É necessário fazer um pacto de justiça social, porque não haverá tranquilidade nem paz sem abordarmos esta questão de forma progressiva e acordada. Precisaremos também de um parlamento à altura e de mudanças no poder judicial que nos ajudem a avançar este processo.

O fato é que é um problema que não podemos desconhecer, porque há despejos, há agricultores presos e assassinados. Portanto, é algo que não se pode esconder e que necessitamos debater entre todos. E resolver.

Como vês o processo de integração para construir o desenvolvimento nacional e caminhar de forma independente?

Acredito que a integração seja uma das agendas políticas da Frente Guasú-Ñemongeta. Temos muito claro o que foi o processo deste novo Plano Condor [campanha de repressão política e terrorismo de Estado promovida pelos Estados Unidos entre 1968 a 1989, que incluiu a tortura e o assassinato de dezenas de milhares de democratas da região], como disse o presidente equatoriano Rafael Correa.

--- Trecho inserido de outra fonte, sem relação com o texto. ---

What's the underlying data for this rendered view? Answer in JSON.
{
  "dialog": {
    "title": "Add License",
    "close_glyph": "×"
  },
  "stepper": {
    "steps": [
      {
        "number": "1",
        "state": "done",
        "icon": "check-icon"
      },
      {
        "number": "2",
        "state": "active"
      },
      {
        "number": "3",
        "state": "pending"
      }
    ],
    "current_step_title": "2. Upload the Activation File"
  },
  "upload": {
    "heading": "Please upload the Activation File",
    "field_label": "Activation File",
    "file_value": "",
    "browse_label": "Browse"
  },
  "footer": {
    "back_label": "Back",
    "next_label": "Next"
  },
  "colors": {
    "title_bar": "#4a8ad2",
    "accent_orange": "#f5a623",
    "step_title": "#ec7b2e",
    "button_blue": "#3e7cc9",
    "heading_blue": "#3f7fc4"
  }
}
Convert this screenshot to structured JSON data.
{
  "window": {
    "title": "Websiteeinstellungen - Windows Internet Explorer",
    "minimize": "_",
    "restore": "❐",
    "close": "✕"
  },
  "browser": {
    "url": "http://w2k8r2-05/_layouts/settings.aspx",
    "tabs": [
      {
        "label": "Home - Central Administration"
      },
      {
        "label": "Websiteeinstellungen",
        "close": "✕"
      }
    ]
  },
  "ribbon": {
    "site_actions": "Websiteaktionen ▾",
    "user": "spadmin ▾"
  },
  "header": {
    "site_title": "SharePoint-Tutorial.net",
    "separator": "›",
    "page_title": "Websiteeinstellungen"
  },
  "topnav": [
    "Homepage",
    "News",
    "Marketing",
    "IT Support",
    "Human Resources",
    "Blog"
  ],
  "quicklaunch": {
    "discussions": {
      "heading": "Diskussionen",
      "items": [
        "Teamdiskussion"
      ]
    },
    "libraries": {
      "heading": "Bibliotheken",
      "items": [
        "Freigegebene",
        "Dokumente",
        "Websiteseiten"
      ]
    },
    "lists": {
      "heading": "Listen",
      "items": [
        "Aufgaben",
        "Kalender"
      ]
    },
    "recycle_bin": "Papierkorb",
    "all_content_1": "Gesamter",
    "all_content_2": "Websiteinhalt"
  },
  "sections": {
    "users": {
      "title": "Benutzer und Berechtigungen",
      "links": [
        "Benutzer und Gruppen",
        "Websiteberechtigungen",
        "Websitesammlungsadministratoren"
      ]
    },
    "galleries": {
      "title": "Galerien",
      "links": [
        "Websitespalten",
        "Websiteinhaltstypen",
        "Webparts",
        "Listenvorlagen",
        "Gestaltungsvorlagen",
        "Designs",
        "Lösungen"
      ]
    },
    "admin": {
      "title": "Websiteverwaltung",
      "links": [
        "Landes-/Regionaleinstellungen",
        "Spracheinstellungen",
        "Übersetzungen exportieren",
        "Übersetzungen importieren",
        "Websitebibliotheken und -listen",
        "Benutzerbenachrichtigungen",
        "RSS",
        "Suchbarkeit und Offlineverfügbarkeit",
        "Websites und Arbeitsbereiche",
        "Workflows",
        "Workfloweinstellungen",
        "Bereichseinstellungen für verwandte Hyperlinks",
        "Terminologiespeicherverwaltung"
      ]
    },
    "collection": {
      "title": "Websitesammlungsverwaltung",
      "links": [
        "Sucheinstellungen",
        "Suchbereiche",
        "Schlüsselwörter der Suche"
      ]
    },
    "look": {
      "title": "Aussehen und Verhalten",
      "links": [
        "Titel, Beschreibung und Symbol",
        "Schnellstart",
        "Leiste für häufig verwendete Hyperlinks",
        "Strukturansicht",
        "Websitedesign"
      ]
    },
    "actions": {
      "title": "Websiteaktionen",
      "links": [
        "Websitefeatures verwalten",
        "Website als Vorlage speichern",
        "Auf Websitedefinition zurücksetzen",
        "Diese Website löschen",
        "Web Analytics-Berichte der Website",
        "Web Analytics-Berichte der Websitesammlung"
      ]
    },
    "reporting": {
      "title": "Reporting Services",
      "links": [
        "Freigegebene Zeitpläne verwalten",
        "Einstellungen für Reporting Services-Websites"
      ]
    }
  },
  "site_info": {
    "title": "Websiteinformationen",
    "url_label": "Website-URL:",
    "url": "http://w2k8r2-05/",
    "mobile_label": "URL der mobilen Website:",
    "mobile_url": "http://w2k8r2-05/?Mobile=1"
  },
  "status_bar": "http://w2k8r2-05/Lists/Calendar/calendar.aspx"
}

Um Plano Condor que se instalou nos últimos anos quando foram aplicados todos esses processos de “golpes suaves”, de instalação de governos ilegítimos, como o que ocorreu no Paraguai, no Equador, no Brasil...

Todos esses processos de instalação de governos de direita apostaram na destruição de ferramentas de integração regional que vinham sendo fortalecidas desde o Mercosul (Mercado Comum do Sul), o Parlasul (Parlamento do Mercosul), a Celac (Comunidade de Estados da América Latina e Caribe) e outros, com essa ideia de que comecemos cada um a negociar de maneira individual e a nos debilitar como bloco regional para enfrentar problemas que são comuns, com as características próprias de cada país, de cada cultura, de cada nação.

Porque temos uma identidade e um conceito de Pátria Grande, que há tempo estamos trabalhando e construindo, compreendendo a América Latina como articulação que nos permita negociar como bloco diante de estruturas políticas, econômicas e de poder que estão se desenhando.

Temos hoje um mundo multipolar em que a maioria dos grandes países vai se aglutinando em termos de bloco de negociação coletiva e a América Latina tem que adotar sua identidade regional para tratar de forma conjunta.

Teria sido muito diferente o combate à pandemia, o acesso à vacina, e mesmo os preços dos medicamentos se os 20 ou 30 países da região tivéssemos negociado conjuntamente, antes da extorsão feita pela indústria farmacêutica, que impôs cláusulas leoninas nos contratos. É mais do que clara a necessidade de apostarmos na integração regional, tanto a nível econômico, político, social, quanto cultural.

Além disso, se pensarmos de forma complementar e solidária, em que um país pode produzir alimentos, outro entra com energia, outro possui lítio, outro petróleo. Poderíamos trocar entre nós para baratear custos, para poder dinamizar nossas economias nacionais com uma visão de integração e com uma agenda em que possamos dialogar e construir sobre pontos comuns, para negociar com mais força diante de outras esferas, a fim de obter melhores resultados para nossos países e povos.

Leonardo Wexell Severo é jornalista.